Already, the filters have dramatically reduced the amount of diarrhea and illness in these villages. That leads to more productive days at work and school, fewer visits to hospitals, and savings on buying purified water. Because of the effort, five of Liberia’s 15 counties already are certified by the government of Liberia to have clean water.
“We’re going to parts of the country where nobody is working,” says Larson, who estimates that AG in Liberia teams will install filters for 10,000 homes each year through 2020. “They are out there in the remotest villages that everybody said was impossible to reach.”
Of all the organizations working in Liberia with The Last Well, the AG is by far installing the most filters of any group, according to Larson.
Brown says the effort has revitalized the national church.
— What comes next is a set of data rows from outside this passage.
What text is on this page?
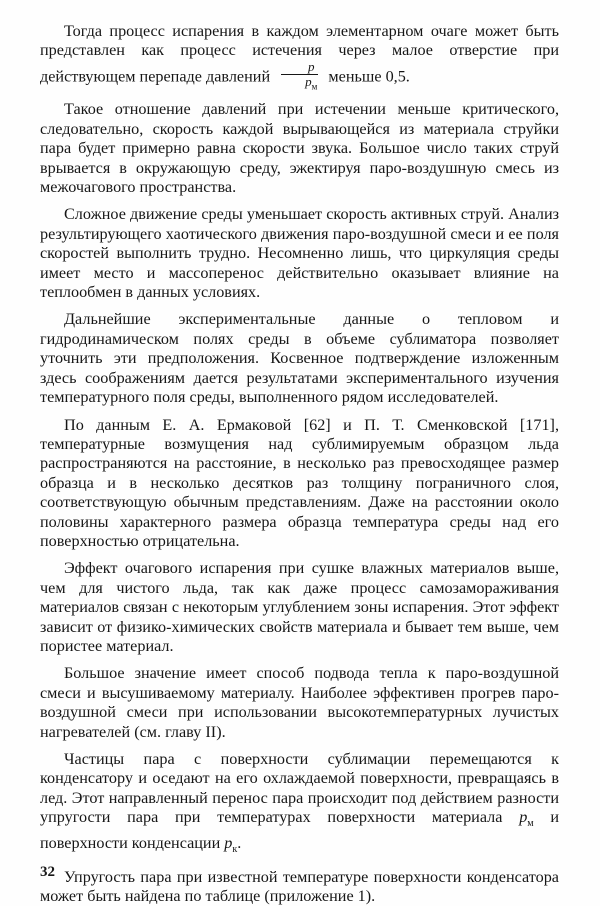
Тогда процесс испарения в каждом элементарном очаге может быть представлен как процесс истечения через малое отверстие при действующем перепаде давлений $\frac{p}{p_м}$ меньше 0,5.

Такое отношение давлений при истечении меньше критического, следовательно, скорость каждой вырывающейся из материала струйки пара будет примерно равна скорости звука. Большое число таких струй врывается в окружающую среду, эжектируя паро-воздушную смесь из межочагового пространства.

Сложное движение среды уменьшает скорость активных струй. Анализ результирующего хаотического движения паро-воздушной смеси и ее поля скоростей выполнить трудно. Несомненно лишь, что циркуляция среды имеет место и массоперенос действительно оказывает влияние на теплообмен в данных условиях.

Дальнейшие экспериментальные данные о тепловом и гидродинамическом полях среды в объеме сублиматора позволяет уточнить эти предположения. Косвенное подтверждение изложенным здесь соображениям дается результатами экспериментального изучения температурного поля среды, выполненного рядом исследователей.

По данным Е. А. Ермаковой [62] и П. Т. Сменковской [171], температурные возмущения над сублимируемым образцом льда распространяются на расстояние, в несколько раз превосходящее размер образца и в несколько десятков раз толщину пограничного слоя, соответствующую обычным представлениям. Даже на расстоянии около половины характерного размера образца температура среды над его поверхностью отрицательна.

Эффект очагового испарения при сушке влажных материалов выше, чем для чистого льда, так как даже процесс самозамораживания материалов связан с некоторым углублением зоны испарения. Этот эффект зависит от физико-химических свойств материала и бывает тем выше, чем пористее материал.

Большое значение имеет способ подвода тепла к паро-воздушной смеси и высушиваемому материалу. Наиболее эффективен прогрев паро-воздушной смеси при использовании высокотемпературных лучистых нагревателей (см. главу II).

Частицы пара с поверхности сублимации перемещаются к конденсатору и оседают на его охлаждаемой поверхности, превращаясь в лед. Этот направленный перенос пара происходит под действием разности упругости пара при температурах поверхности материала $p_м$ и поверхности конденсации $p_к$.

Упругость пара при известной температуре поверхности конденсатора может быть найдена по таблице (приложение 1).

32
“It’s given hope for the future and a fresh call to be about the Master’s business,” Brown says. “The pastors are posting on Facebook about all the churches being planted.”
The SoCal Network also committed as part of the initiative to build a new Bible college in neighboring Sierra Leone.
“Liberia will be the first developing nation with universal access to clean water and arguably the nation most saturated with the gospel,” Larson says. “We feel like this is the clean water equivalent to breaking the four-minute mile or walking on the moon. If Liberia, one of the poorest countries in world, can do it, other countries can, too.”